Funny, I don’t see Amal that way at all. She is scared at her core. She just survives and does the best she can. But she’s all broken inside and that’s where she lives – inside. Her pain does not abate until the end when she finds redemption in the extraordinary love of a mother for her daughter. In truth, although I loved Amal tremendously, I liked her character the least.
Although there are parallels between my life and Amal’s (being a lone in the US as a single mother), we are not the same person at all. However, there is one chapter where I put Amal in my life for 3 years. The time she spent at the orphanage is an autobiographical narrative of my time in that same place in the early 80s.
4.Who was your favorite character in Mornings in Jenin and why?

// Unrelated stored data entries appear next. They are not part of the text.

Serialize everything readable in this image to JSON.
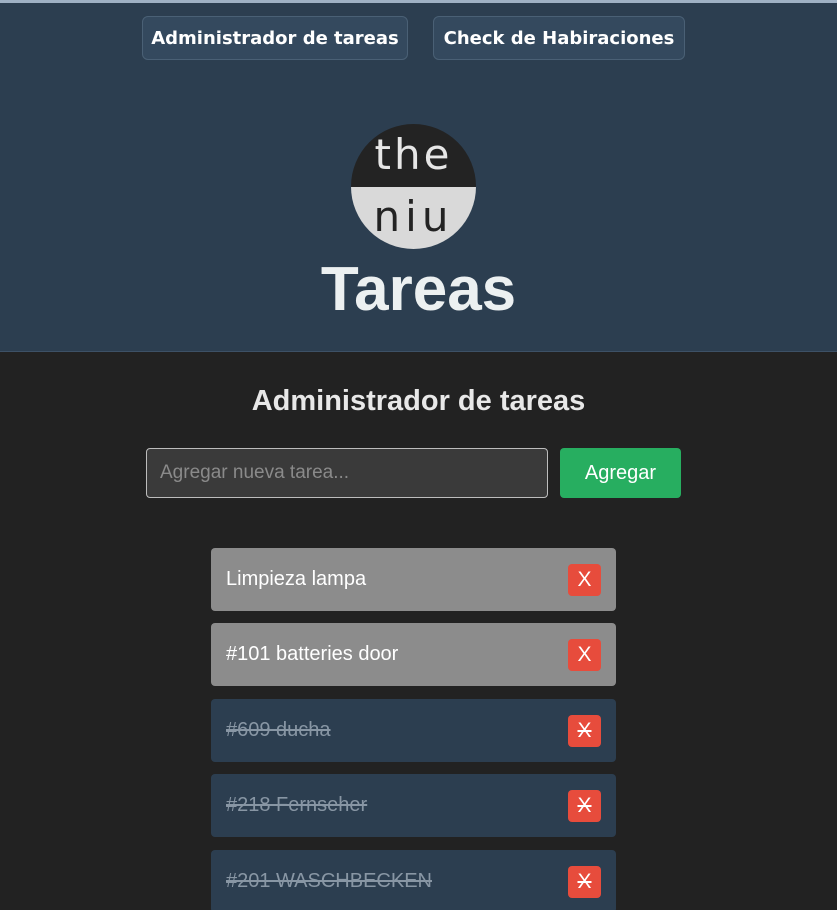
{
  "nav": {
    "tasks_button": "Administrador de tareas",
    "rooms_button": "Check de Habiraciones"
  },
  "logo": {
    "line1": "the",
    "line2": "niu"
  },
  "header": {
    "title": "Tareas"
  },
  "main": {
    "heading": "Administrador de tareas",
    "input_placeholder": "Agregar nueva tarea...",
    "input_value": "",
    "add_button": "Agregar"
  },
  "tasks": [
    {
      "label": "Limpieza lampa",
      "done": false,
      "delete_label": "X"
    },
    {
      "label": "#101 batteries door",
      "done": false,
      "delete_label": "X"
    },
    {
      "label": "#609 ducha",
      "done": true,
      "delete_label": "X"
    },
    {
      "label": "#218 Fernseher",
      "done": true,
      "delete_label": "X"
    },
    {
      "label": "#201 WASCHBECKEN",
      "done": true,
      "delete_label": "X"
    }
  ],
  "colors": {
    "header_bg": "#2c3e50",
    "body_bg": "#222222",
    "add_button": "#27ae60",
    "delete_button": "#e74c3c",
    "pending_task": "#8c8c8c",
    "done_task": "#2c3e50"
  }
}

Dalia. I loved all the characters, but Dalia haunted me. She was intended to be a relatively minor character and even though she left the story early in the book, her presence lingered throughout the book. To me, she remained a mystery I wanted to both protect and explore. She was a kind of endless but secret and silent love personified that evolves somehow from hurt and tragedy and poetry and innocence.
5.I found myself, at times, closing the book and squeezing my eyes shut while in the middle of a rather “harsh” scene. Did it seem hard for you, knowing these were true events in Palestinian history, to reawaken these emotions of horror ad terror through your writing?
The process of writing was labor intensive and it consumed a lot of time, a lot of heart, a lot of emotion. Writing wasn’t awakening horrors of these true events. It was rewriting and rewriting capture the characters in their most honest and vulnerable selves. I cried myself once when I was writing a passage that came out initially as it appears in the final version. It was the only part that I never rewrote or edited. It came out raw and it made me cry. So I left it the way it was. It’s the chapter when Amal delivers her baby.
6.Now that it’s out, how has writing the story affected you? Has it changed your perspective on things?
I’m not sure what “things” you’re referring to. I poured much of my heart into this novel and I took a lot of risks (financial) to write it. It was an intense and transforming period in my life. I think we are changed any time we invest so much of ourselves into creating something – whether it’s a novel, a relationship, a family…
7.When and how did the writing bug hit you? Did you find support when you first started writing?
I’m a biologist by education. But I suppose I’ve always written – mostly things for myself. When I was a child, I used to write poetry – mostly in Arabic since that was my first written language.
But I’m not sure I have ever considered it a bug. Writing is a refuge, and at the same time, it can be a scary place. Assembling words to create something of value and maybe beauty has given me a place of my own. It’s where I construct and deconstruct the world I see, or the world I want to see. But it’s scary too, because I am always full of self-doubt. No matter how many times I surprise myself with a piece of writing that makes me feel proud; no matter how many people compliment my writing, I still doubt myself as a writer. And so, when I sit down to write, I often begin with fear of failure. Ironically, that’s mostly been happening since I had some success.